Aficamten

Clinical data
- Trade names: Myqorzo
- Other names: CK-3773274
- AHFS/Drugs.com: myqorzo
- License data: US DailyMed: Aficamten;
- Routes of administration: By mouth
- Drug class: Cardiac myosin inhibitor
- ATC code: None;

Legal status
- Legal status: US: ℞-only; EU: Rx-only;

Identifiers
- IUPAC name N-[(1R)-5-(5-Ethyl-1,2,4-oxadiazol-3-yl)-2,3-dihydro-1H-inden-1-yl]-1-methylpyrazole-4-carboxamide;
- CAS Number: 2364554-48-1;
- PubChem CID: 139331495;
- DrugBank: DB18490;
- ChemSpider: 114935503;
- UNII: B1I77MH6K1;
- KEGG: D12253;
- ChEMBL: ChEMBL4847050;
- PDB ligand: 6I6 (PDBe, RCSB PDB);

Chemical and physical data
- Formula: C_{18}H_{19}N_{5}O_{2}
- Molar mass: 337.383 g·mol^{−1}
- 3D model (JSmol): Interactive image;
- SMILES CCC1=NC(=NO1)C2=CC3=C(C=C2)[C@@H](CC3)NC(=O)C4=CN(N=C4)C;
- InChI InChI=1S/C18H19N5O2/c1-3-16-21-17(22-25-16)12-4-6-14-11(8-12)5-7-15(14)20-18(24)13-9-19-23(2)10-13/h4,6,8-10,15H,3,5,7H2,1-2H3,(H,20,24)/t15-/m1/s1; Key:IOVAZWDIRCRMTM-OAHLLOKOSA-N;

= Aficamten =

Chemical compound

Aficamten, sold under the brand name Myqorzo, is a medication used for the treatment of symptomatic obstructive hypertrophic cardiomyopathy. It is a cardiac myosin inhibitor developed by Cytokinetics.
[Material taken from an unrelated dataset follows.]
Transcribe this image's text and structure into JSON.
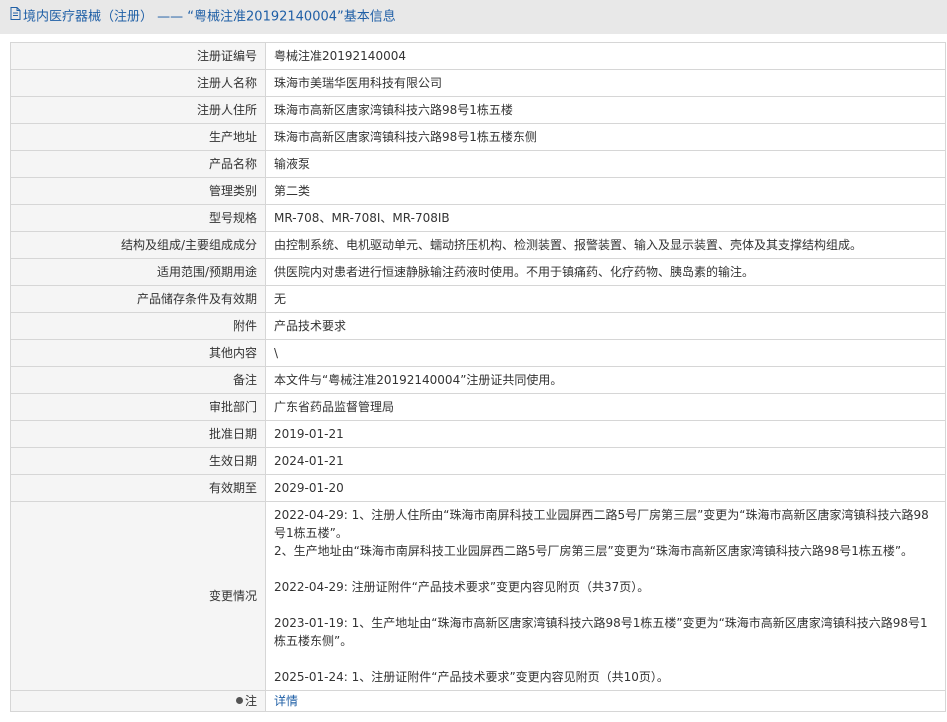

Aficamten binds directly to the motor domain of cardiac myosin and prevents it from entering the force-producing state. This lowers cardiac contractility, leading to reduced left ventricular outflow tract obstruction in people with hypertrophic cardiomyopathy.

Aficamten was approved for medical use in the United States in December 2025, and in the European Union in February 2026.

== Medical uses ==
Aficamten is indicated for the treatment of adults with symptomatic obstructive hypertrophic cardiomyopathy to improve functional capacity and symptoms.
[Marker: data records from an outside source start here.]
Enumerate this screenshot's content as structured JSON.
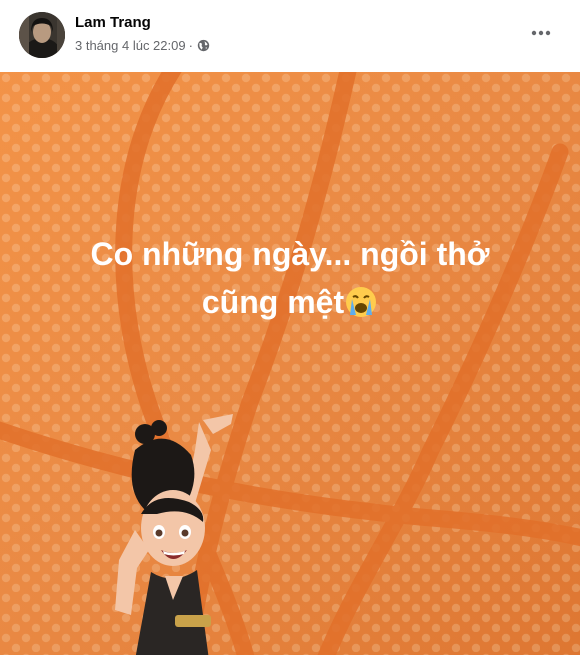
{
  "post": {
    "author_name": "Lam Trang",
    "timestamp": "3 tháng 4 lúc 22:09",
    "separator": "·",
    "privacy_icon": "globe-icon",
    "more_icon": "more-options-icon",
    "status_line1": "Co những ngày... ngồi thở",
    "status_line2": "cũng mệt",
    "status_emoji": "loudly-crying-face-emoji",
    "background": "basketball",
    "background_color": "#F28C3C",
    "dot_color": "#F7B27A",
    "line_color": "#E2702A"
  }
}
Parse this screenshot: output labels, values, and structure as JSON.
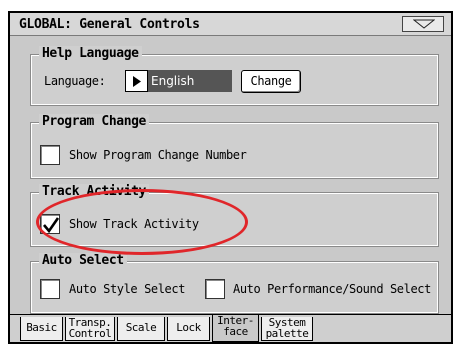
{
  "window": {
    "title": "GLOBAL: General Controls"
  },
  "help_language": {
    "title": "Help Language",
    "language_label": "Language:",
    "language_value": "English",
    "change_button": "Change"
  },
  "program_change": {
    "title": "Program Change",
    "show_number_label": "Show Program Change Number",
    "show_number_checked": false
  },
  "track_activity": {
    "title": "Track Activity",
    "show_activity_label": "Show Track Activity",
    "show_activity_checked": true
  },
  "auto_select": {
    "title": "Auto Select",
    "auto_style_label": "Auto Style Select",
    "auto_style_checked": false,
    "auto_perf_label": "Auto Performance/Sound Select",
    "auto_perf_checked": false
  },
  "tabs": [
    {
      "line1": "Basic",
      "line2": ""
    },
    {
      "line1": "Transp.",
      "line2": "Control"
    },
    {
      "line1": "Scale",
      "line2": ""
    },
    {
      "line1": "Lock",
      "line2": ""
    },
    {
      "line1": "Inter-",
      "line2": "face",
      "active": true
    },
    {
      "line1": "System",
      "line2": "palette"
    }
  ],
  "colors": {
    "highlight": "#e0262a",
    "selected_field": "#555555"
  },
  "icons": {
    "menu": "triangle-down-icon",
    "dropdown": "triangle-right-icon",
    "check": "checkmark-icon"
  }
}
Symptomatic obstructive hypertrophic cardiomyopathy is an inherited condition where people have thickened heart muscle and reduced blood flow from the left side of the heart to the rest of the body, causing symptoms such as shortness of breath, fatigue, and potentially life-threatening cardiac events.

== Contraindiations ==
Use with rifampin is contraindicated.

== Adverse effects ==
The US prescription label for aficamten contains a boxed warning that it reduces left ventricular ejection fraction and can cause heart failure due to systolic dysfunction.

== History ==
The effectiveness and safety of aficamten were studied in 282 adults with symptomatic obstructive hypertrophic cardiomyopathy randomly assigned to receive aficamten or placebo for 24 weeks. At the end of the study, participants receiving aficamten had an increase in exercise capacity measured by peak oxygen uptake compared to no change in exercise capacity among those receiving placebo. Also, 59 percent of participants receiving aficamten experienced an improvement in physical activity limitations (measured using the New York Heart Association Classification system) compared to 24 percent of individuals receiving placebo.

== Society and culture ==
=== Legal status ===
Aficamten was approved for medical use in the United States in December 2025. The US Food and Drug Administration granted the application for aficamten orphan drug and breakthrough therapy designations.

In December 2025, the Committee for Medicinal Products for Human Use of the European Medicines Agency adopted a positive opinion, recommending the granting of a marketing authorization for the medicinal product Myqorzo, intended for the treatment of adults with obstructive hypertrophic cardiomyopathy. The applicant for this medicinal product is Cytokinetics (Ireland) Limited. Aficamten was authorized for medical use in the European Union in February 2026.

=== Names ===
Aficamten is the international nonproprietary name.

Aficamten is sold under the brand name Myqorzo.